Foto: Maurizio Bolognini. Proprietà: Archivio Museo Tattile Statale Omero.

Descrizione

“Io intendo scultura quella che si fa per forza di levare: quella che si fa per via di porre, è simile alla pittura”, Michelangelo Buonarroti, lettera a Benedetto Varchi.

La scultura dello Schiavo Morente, alta circa 230 centimetri, è stata realizzata in marmo nel 1513 da Michelangelo; l’opera originale è conservata al Museo del Louvre a Parigi.
Il Museo Omero ospita una copia da calco al vero in gesso alabastrino.

Lo “Schiavo morente” raffigura un giovane nudo a figura intera, in piedi, di straordinaria bellezza. Il corpo, levigato e armonico, è atteggiato in una posa sinuosa, nel momento in cui la morte lo coglie come in un sonno profondo, ponendo fine alla lotta per l‘esistenza.
Con la mano destra, appoggiata al torace, tenta di liberare il petto da lacci della prigionia, mentre l’altra mano è poggiata sulla sommità della testa, leggermente reclinata verso destra. La gamba destra è tesa, la sinistra è abbandonata con il piede appoggiato in punta: una posizione che sposta il bacino verso sinistra.

Michelangelo abbozza su una porzione di marmo in basso, dietro la gamba destra un babbuino, con lo scopo di sorreggere il peso della scultura.
In questo corpo nudo, stasi e movimento si contrappongono in un gioco di linee attraverso il quale la forma umana emerge dal blocco inerte del marmo. Le forme anatomiche sono delineate e scolpite nei minimi particolari. Il volto ha lineamenti perfetti, incorniciati da una cascata di capelli ondulati. Gli occhi sono chiusi e il suo viso richiama il momento dell‘ abbandono della vita terrena.

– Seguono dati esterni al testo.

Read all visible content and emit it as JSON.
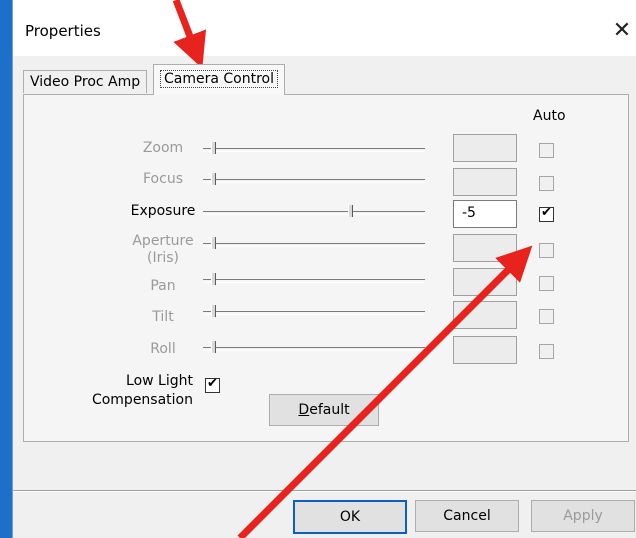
{
  "window": {
    "title": "Properties",
    "close_glyph": "✕"
  },
  "tabs": [
    {
      "label": "Video Proc Amp"
    },
    {
      "label": "Camera Control"
    }
  ],
  "auto_header": "Auto",
  "controls": [
    {
      "label": "Zoom",
      "value": "",
      "enabled": false,
      "slider_level": 0,
      "auto": false
    },
    {
      "label": "Focus",
      "value": "",
      "enabled": false,
      "slider_level": 0,
      "auto": false
    },
    {
      "label": "Exposure",
      "value": "-5",
      "enabled": true,
      "slider_level": 0.68,
      "auto": true
    },
    {
      "label": "Aperture",
      "sublabel": "(Iris)",
      "value": "",
      "enabled": false,
      "slider_level": 0,
      "auto": false
    },
    {
      "label": "Pan",
      "value": "",
      "enabled": false,
      "slider_level": 0,
      "auto": false
    },
    {
      "label": "Tilt",
      "value": "",
      "enabled": false,
      "slider_level": 0,
      "auto": false
    },
    {
      "label": "Roll",
      "value": "",
      "enabled": false,
      "slider_level": 0,
      "auto": false
    }
  ],
  "low_light": {
    "line1": "Low Light",
    "line2": "Compensation",
    "checked": true
  },
  "buttons": {
    "default_prefix": "",
    "default_underline": "D",
    "default_rest": "efault",
    "ok": "OK",
    "cancel": "Cancel",
    "apply": "Apply"
  },
  "check_glyph": "✔",
  "colors": {
    "annotation_arrow": "#e8221c",
    "window_bg": "#f0f0f0",
    "desktop": "#1d6fc9"
  }
}
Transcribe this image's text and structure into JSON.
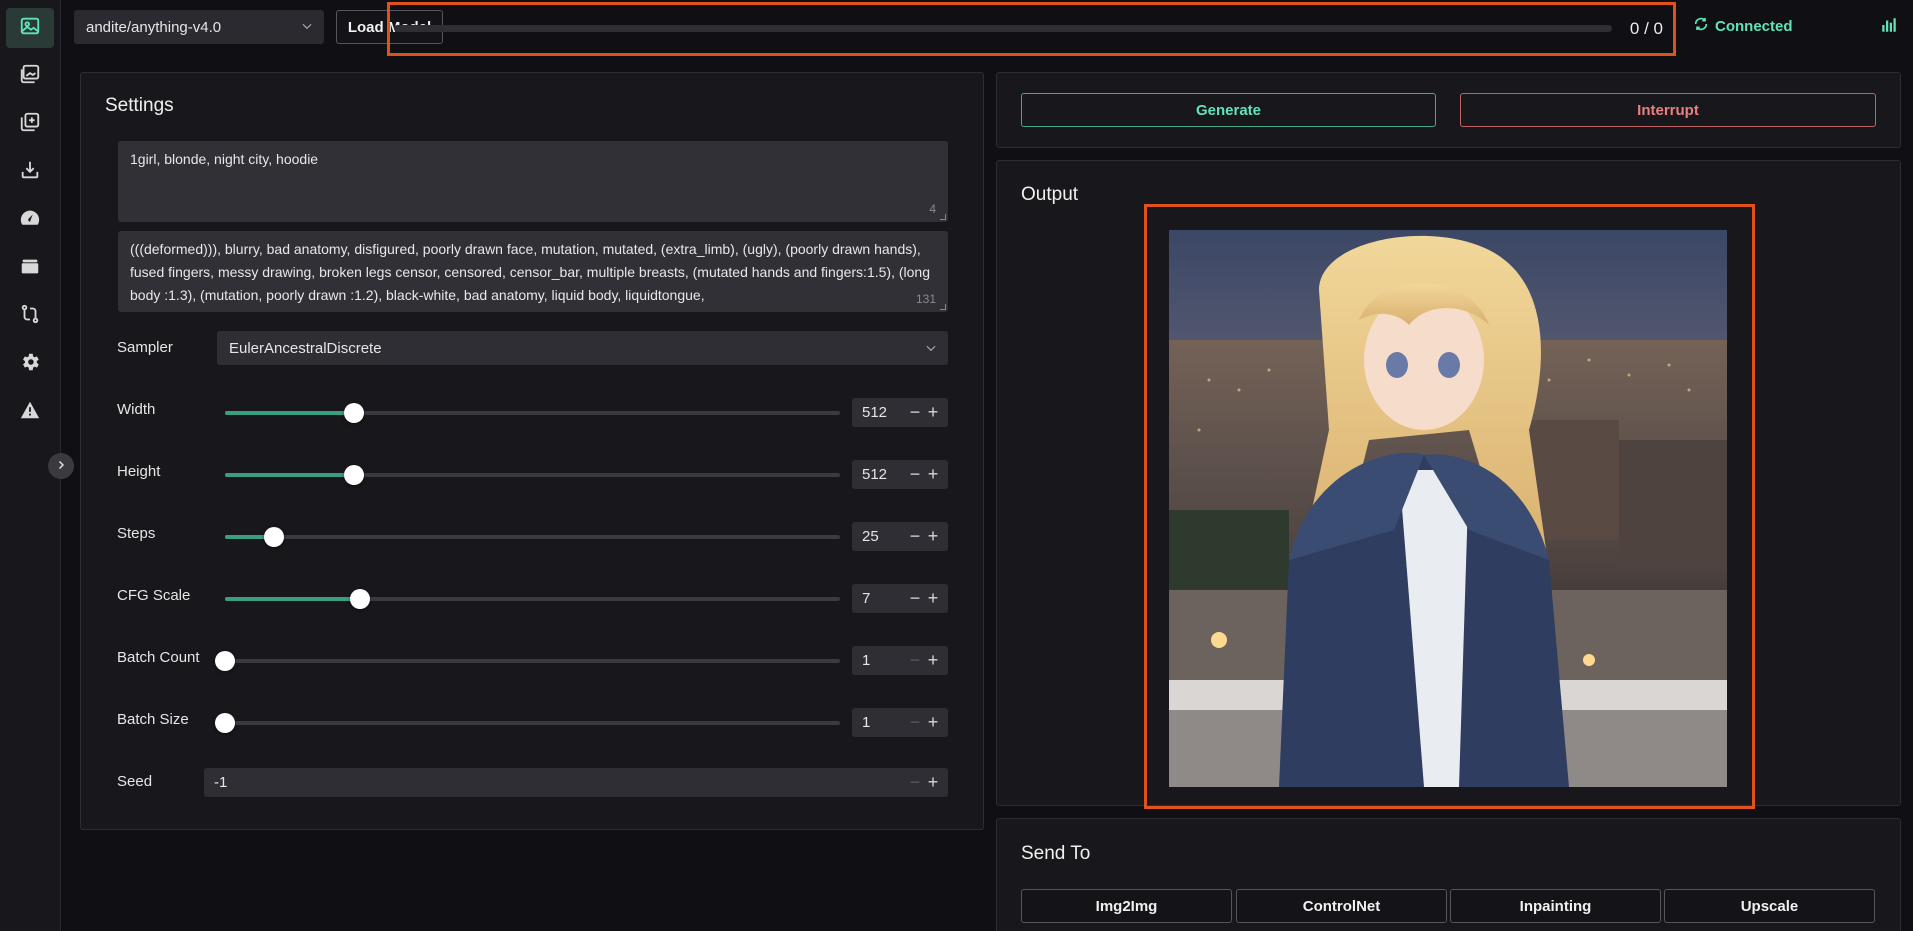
{
  "sidebar": {
    "items": [
      {
        "name": "txt2img-icon",
        "active": true
      },
      {
        "name": "img2img-icon"
      },
      {
        "name": "extra-icon"
      },
      {
        "name": "download-icon"
      },
      {
        "name": "speedometer-icon"
      },
      {
        "name": "models-icon"
      },
      {
        "name": "convert-icon"
      },
      {
        "name": "settings-gear-icon"
      },
      {
        "name": "warning-icon"
      }
    ]
  },
  "topbar": {
    "model": "andite/anything-v4.0",
    "load_label": "Load Model",
    "progress_value": 0,
    "progress_text": "0 / 0",
    "connection": "Connected"
  },
  "settings": {
    "title": "Settings",
    "prompt": "1girl, blonde, night city, hoodie",
    "prompt_count": "4",
    "negative_prompt": "(((deformed))), blurry, bad anatomy, disfigured, poorly drawn face, mutation, mutated, (extra_limb), (ugly), (poorly drawn hands), fused fingers, messy drawing, broken legs censor, censored, censor_bar, multiple breasts, (mutated hands and fingers:1.5), (long body :1.3), (mutation, poorly drawn :1.2), black-white, bad anatomy, liquid body, liquidtongue,",
    "negative_count": "131",
    "sampler_label": "Sampler",
    "sampler_value": "EulerAncestralDiscrete",
    "width": {
      "label": "Width",
      "value": "512",
      "fraction": 0.21
    },
    "height": {
      "label": "Height",
      "value": "512",
      "fraction": 0.21
    },
    "steps": {
      "label": "Steps",
      "value": "25",
      "fraction": 0.08
    },
    "cfg": {
      "label": "CFG Scale",
      "value": "7",
      "fraction": 0.22
    },
    "batch_count": {
      "label": "Batch Count",
      "value": "1",
      "fraction": 0.0
    },
    "batch_size": {
      "label": "Batch Size",
      "value": "1",
      "fraction": 0.0
    },
    "seed": {
      "label": "Seed",
      "value": "-1"
    }
  },
  "actions": {
    "generate": "Generate",
    "interrupt": "Interrupt"
  },
  "output": {
    "title": "Output"
  },
  "send_to": {
    "title": "Send To",
    "buttons": [
      "Img2Img",
      "ControlNet",
      "Inpainting",
      "Upscale"
    ]
  },
  "colors": {
    "accent": "#63e2b7",
    "danger": "#e88080",
    "highlight": "#e0521d"
  }
}
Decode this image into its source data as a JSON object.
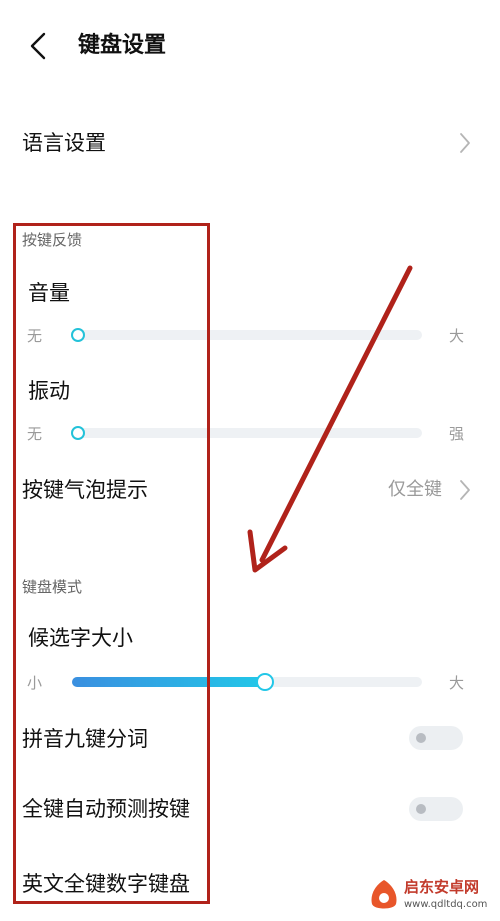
{
  "header": {
    "title": "键盘设置",
    "back_icon": "chevron-left-icon"
  },
  "language": {
    "label": "语言设置"
  },
  "feedback_section": {
    "title": "按键反馈",
    "volume": {
      "label": "音量",
      "min_label": "无",
      "max_label": "大",
      "level": 0.0
    },
    "vibration": {
      "label": "振动",
      "min_label": "无",
      "max_label": "强",
      "level": 0.0
    },
    "bubble": {
      "label": "按键气泡提示",
      "value": "仅全键"
    }
  },
  "keyboard_section": {
    "title": "键盘模式",
    "candidate_size": {
      "label": "候选字大小",
      "min_label": "小",
      "max_label": "大",
      "level": 0.55
    },
    "pinyin_nine": {
      "label": "拼音九键分词",
      "enabled": false
    },
    "full_predict": {
      "label": "全键自动预测按键",
      "enabled": false
    },
    "english_numeric": {
      "label": "英文全键数字键盘"
    }
  },
  "colors": {
    "annotation_red": "#b0221a",
    "accent_cyan": "#23c2d9",
    "accent_blue": "#3a8fe0",
    "track_gray": "#eef1f4"
  },
  "watermark": {
    "brand": "启东安卓网",
    "url": "www.qdltdq.com"
  }
}
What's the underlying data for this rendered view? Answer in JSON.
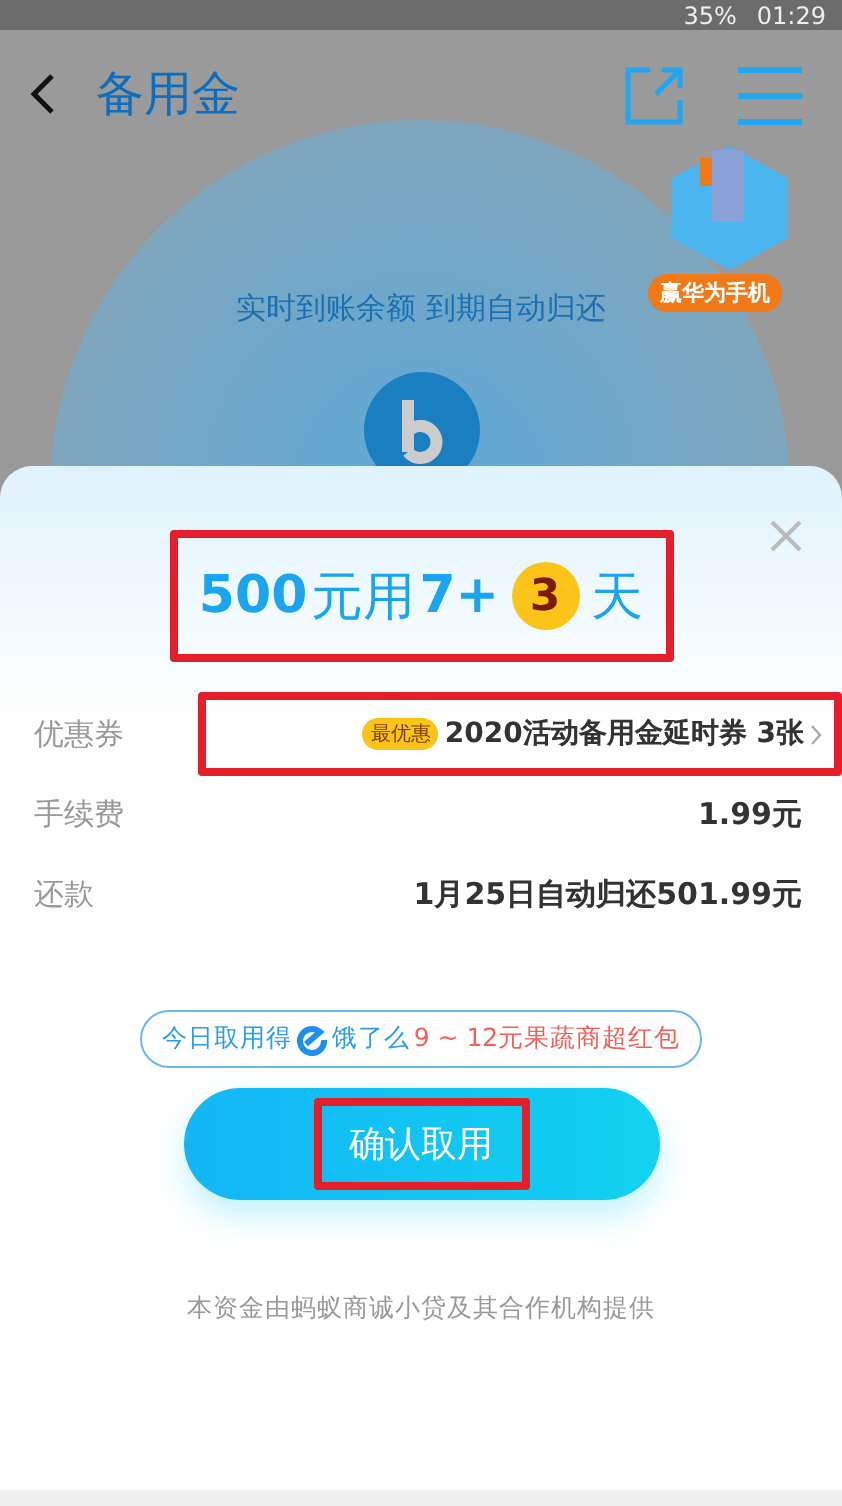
{
  "status_bar": {
    "battery": "35%",
    "time": "01:29"
  },
  "header": {
    "title": "备用金",
    "badge": "赢华为手机"
  },
  "hero": {
    "subtitle": "实时到账余额 到期自动归还"
  },
  "sheet": {
    "title": {
      "amount": "500",
      "unit": "元用",
      "base": "7+",
      "bonus": "3",
      "suffix": "天"
    },
    "rows": [
      {
        "kind": "coupon",
        "label": "优惠券",
        "tag": "最优惠",
        "value": "2020活动备用金延时券 3张"
      },
      {
        "kind": "plain",
        "label": "手续费",
        "value": "1.99元"
      },
      {
        "kind": "plain",
        "label": "还款",
        "value": "1月25日自动归还501.99元"
      }
    ],
    "tip": {
      "lead": "今日取用得",
      "brand": "饿了么",
      "offer": "9 ~ 12元果蔬商超红包"
    },
    "button": "确认取用",
    "footer": "本资金由蚂蚁商诚小贷及其合作机构提供"
  }
}
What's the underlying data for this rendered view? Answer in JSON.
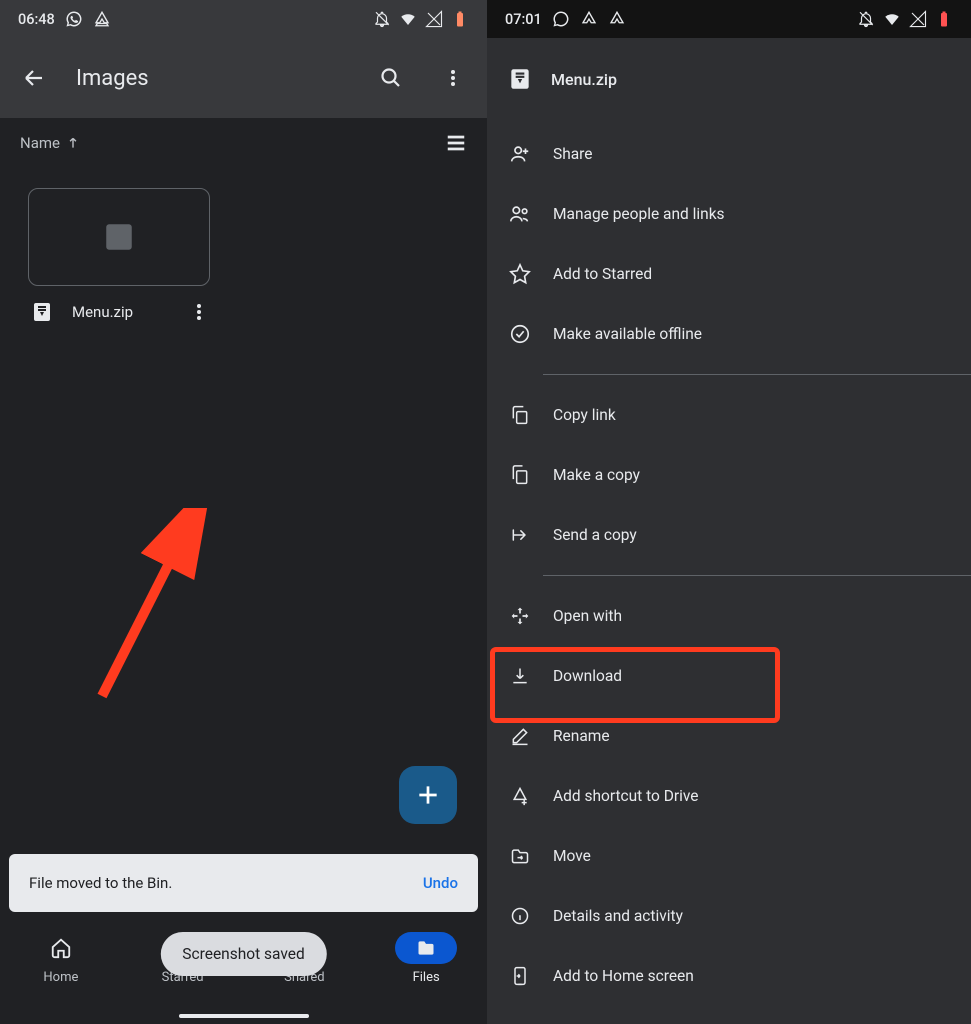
{
  "left": {
    "status": {
      "time": "06:48"
    },
    "topbar": {
      "title": "Images"
    },
    "sort": {
      "label": "Name"
    },
    "file": {
      "name": "Menu.zip"
    },
    "snackbar": {
      "message": "File moved to the Bin.",
      "action": "Undo"
    },
    "toast": "Screenshot saved",
    "nav": {
      "home": "Home",
      "starred": "Starred",
      "shared": "Shared",
      "files": "Files"
    }
  },
  "right": {
    "status": {
      "time": "07:01"
    },
    "file": {
      "name": "Menu.zip"
    },
    "menu": {
      "share": "Share",
      "manage": "Manage people and links",
      "star": "Add to Starred",
      "offline": "Make available offline",
      "copylink": "Copy link",
      "makecopy": "Make a copy",
      "sendcopy": "Send a copy",
      "openwith": "Open with",
      "download": "Download",
      "rename": "Rename",
      "shortcut": "Add shortcut to Drive",
      "move": "Move",
      "details": "Details and activity",
      "homescreen": "Add to Home screen"
    }
  }
}
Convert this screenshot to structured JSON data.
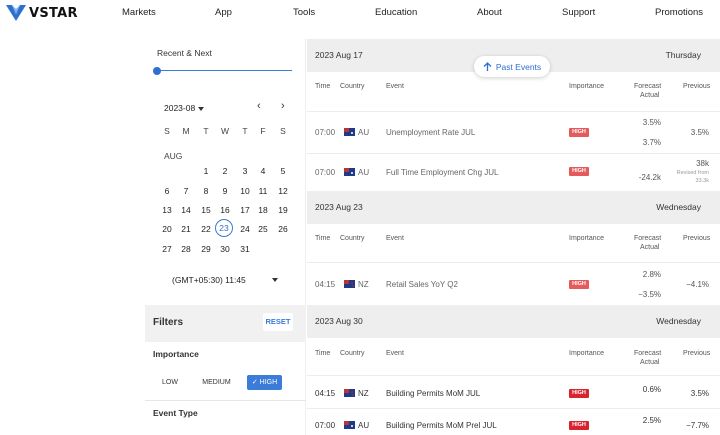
{
  "header": {
    "logo_text": "VSTAR",
    "nav": [
      "Markets",
      "App",
      "Tools",
      "Education",
      "About",
      "Support",
      "Promotions"
    ]
  },
  "sidebar": {
    "recent_next_label": "Recent & Next",
    "month_select": "2023-08",
    "dow": [
      "S",
      "M",
      "T",
      "W",
      "T",
      "F",
      "S"
    ],
    "month_label": "AUG",
    "weeks": [
      [
        "",
        "",
        "1",
        "2",
        "3",
        "4",
        "5"
      ],
      [
        "6",
        "7",
        "8",
        "9",
        "10",
        "11",
        "12"
      ],
      [
        "13",
        "14",
        "15",
        "16",
        "17",
        "18",
        "19"
      ],
      [
        "20",
        "21",
        "22",
        "23",
        "24",
        "25",
        "26"
      ],
      [
        "27",
        "28",
        "29",
        "30",
        "31",
        "",
        ""
      ]
    ],
    "selected_day": "23",
    "timezone": "(GMT+05:30) 11:45",
    "filters_title": "Filters",
    "reset_label": "RESET",
    "importance_title": "Importance",
    "importance_low": "LOW",
    "importance_medium": "MEDIUM",
    "importance_high": "HIGH",
    "event_type_title": "Event Type"
  },
  "past_events_label": "Past Events",
  "columns": {
    "time": "Time",
    "country": "Country",
    "event": "Event",
    "importance": "Importance",
    "forecast": "Forecast",
    "actual": "Actual",
    "previous": "Previous"
  },
  "groups": [
    {
      "date": "2023 Aug 17",
      "weekday": "Thursday",
      "rows": [
        {
          "time": "07:00",
          "country": "AU",
          "event": "Unemployment Rate JUL",
          "importance": "HIGH",
          "forecast": "3.5%",
          "actual": "3.7%",
          "previous": "3.5%",
          "revised": ""
        },
        {
          "time": "07:00",
          "country": "AU",
          "event": "Full Time Employment Chg JUL",
          "importance": "HIGH",
          "forecast": "",
          "actual": "-24.2k",
          "previous": "38k",
          "revised": "Revised from 33.3k"
        }
      ]
    },
    {
      "date": "2023 Aug 23",
      "weekday": "Wednesday",
      "rows": [
        {
          "time": "04:15",
          "country": "NZ",
          "event": "Retail Sales YoY Q2",
          "importance": "HIGH",
          "forecast": "2.8%",
          "actual": "−3.5%",
          "previous": "−4.1%",
          "revised": ""
        }
      ]
    },
    {
      "date": "2023 Aug 30",
      "weekday": "Wednesday",
      "rows": [
        {
          "time": "04:15",
          "country": "NZ",
          "event": "Building Permits MoM JUL",
          "importance": "HIGH",
          "forecast": "0.6%",
          "actual": "",
          "previous": "3.5%",
          "revised": ""
        },
        {
          "time": "07:00",
          "country": "AU",
          "event": "Building Permits MoM Prel JUL",
          "importance": "HIGH",
          "forecast": "2.5%",
          "actual": "",
          "previous": "−7.7%",
          "revised": ""
        }
      ]
    }
  ],
  "colors": {
    "accent": "#3b7cd8",
    "high_badge": "#e55a5a",
    "high_badge_dark": "#d9232f"
  }
}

Sulla superficie della scultura, si possono apprezzare tattilmente le impronte delle martelline, delle raspe, delle gradine e dello scalpello usati da Michelangelo, che ultimò la parte frontale del corpo, lasciando invece allo stato di abbozzo tutto il tergo.

Quest’opera era stata progettata per il monumento funebre di Papa Giulio II, il quale commissionò nel 1505 il lavoro a Michelangelo.
Il complesso scultoreo non venne realizzato come ipotizzato inizialmente, tanto che Michelangelo donò lo Schiavo morente e lo Schiavo ribelle al fiorentino Roberto Strozzi, per la generosa accoglienza ricevuta nella sua casa romana durante le malattie del 1544 e del 1546. Lo Strozzi a sua volta ne fece omaggio al re di Francia.

Le interpretazioni date a questo Prigione, altro nome con cui sono conosciuti gli schiavi scolpiti dal Buonarroti, sono diverse. Se il Vasari li interpreta come personificazioni delle province controllate da Giulio II, il Condivi vede gli Schiavi come le arti mortificate dalla dipartita del pontefice.